According to the Russian state statistics office, in 2014 Russia exported $24.5 billion of goods, mainly natural gas, oil, steel and grain to Turkey, while imports from Turkey totaled at $6.7 billion.
The $100 billion target now looks like a pipe dream.
Lilit Gevorgyan, senior economist at IHS Global Insight, said the confrontation was "a major setback of more than a decade long efforts to build commercial and energy partnership between Russia and Turkey, despite their geopolitical and historic differences."
FOOD: Turkey was a major beneficiary of the Russian trade embargo on EU foodstuffs imposed as a retaliation measure with bilateral trade in agricultural goods rising 19 percent to $4 billion in 2014 due to imports of Turkish fruits, vegetables and nuts.
However Russian Deputy Prime Minister Arkady Dvorkovich said Monday that Turkish fruit and vegetables would be banned, albeit after a certain lag to stop inflation.
Russian Agriculture Minister Alexander Tkachev warned Ankara that Turkey's agricultural exports could be replaced by Russia within a week, with suppliers from countries ranging from Iran to South Africa.
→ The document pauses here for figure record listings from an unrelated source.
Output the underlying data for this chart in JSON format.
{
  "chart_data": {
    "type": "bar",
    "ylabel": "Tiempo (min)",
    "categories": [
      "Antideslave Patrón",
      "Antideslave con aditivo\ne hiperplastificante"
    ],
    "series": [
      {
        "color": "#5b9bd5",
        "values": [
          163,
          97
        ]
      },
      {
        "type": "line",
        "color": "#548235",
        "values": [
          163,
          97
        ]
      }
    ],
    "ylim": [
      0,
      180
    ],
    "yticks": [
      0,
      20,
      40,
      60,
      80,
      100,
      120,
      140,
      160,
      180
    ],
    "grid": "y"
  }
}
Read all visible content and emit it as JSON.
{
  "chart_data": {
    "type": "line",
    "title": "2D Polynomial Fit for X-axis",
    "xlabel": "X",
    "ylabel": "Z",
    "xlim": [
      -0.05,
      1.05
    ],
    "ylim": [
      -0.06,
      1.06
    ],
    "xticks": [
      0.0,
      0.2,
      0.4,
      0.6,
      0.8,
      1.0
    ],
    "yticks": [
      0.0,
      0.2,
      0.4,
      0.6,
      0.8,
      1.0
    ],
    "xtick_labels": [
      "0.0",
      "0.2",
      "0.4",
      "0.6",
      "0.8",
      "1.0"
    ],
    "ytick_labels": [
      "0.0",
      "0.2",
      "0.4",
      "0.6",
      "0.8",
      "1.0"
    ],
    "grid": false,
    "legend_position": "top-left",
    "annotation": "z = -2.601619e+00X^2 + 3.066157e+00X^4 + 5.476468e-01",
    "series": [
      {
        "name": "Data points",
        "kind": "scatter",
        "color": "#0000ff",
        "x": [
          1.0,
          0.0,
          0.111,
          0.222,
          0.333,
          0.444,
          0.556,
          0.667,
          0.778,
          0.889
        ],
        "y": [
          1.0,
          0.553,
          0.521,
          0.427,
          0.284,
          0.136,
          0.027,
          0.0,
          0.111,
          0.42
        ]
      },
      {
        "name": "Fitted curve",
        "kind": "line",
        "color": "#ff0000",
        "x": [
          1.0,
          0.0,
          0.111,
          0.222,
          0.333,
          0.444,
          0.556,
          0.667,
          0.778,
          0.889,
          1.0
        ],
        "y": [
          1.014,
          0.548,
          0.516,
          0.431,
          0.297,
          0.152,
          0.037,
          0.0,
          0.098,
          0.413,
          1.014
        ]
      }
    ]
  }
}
CONSTRUCTION: Some 35 percent of Russian imported construction services were from Turkey in 2014, according to central bank data. Turkish companies had also benefited hugely from the Winter Olympic Games in Sochi that year.
But Russian Deputy Prime Minister Igor Shuvalov said Monday that while contracts with Turkish companies signed before December 31 would be honored any new deal would require government approval.
Shuvalov emphasized however that no measures were planned "for the moment" against Turkish industrial goods.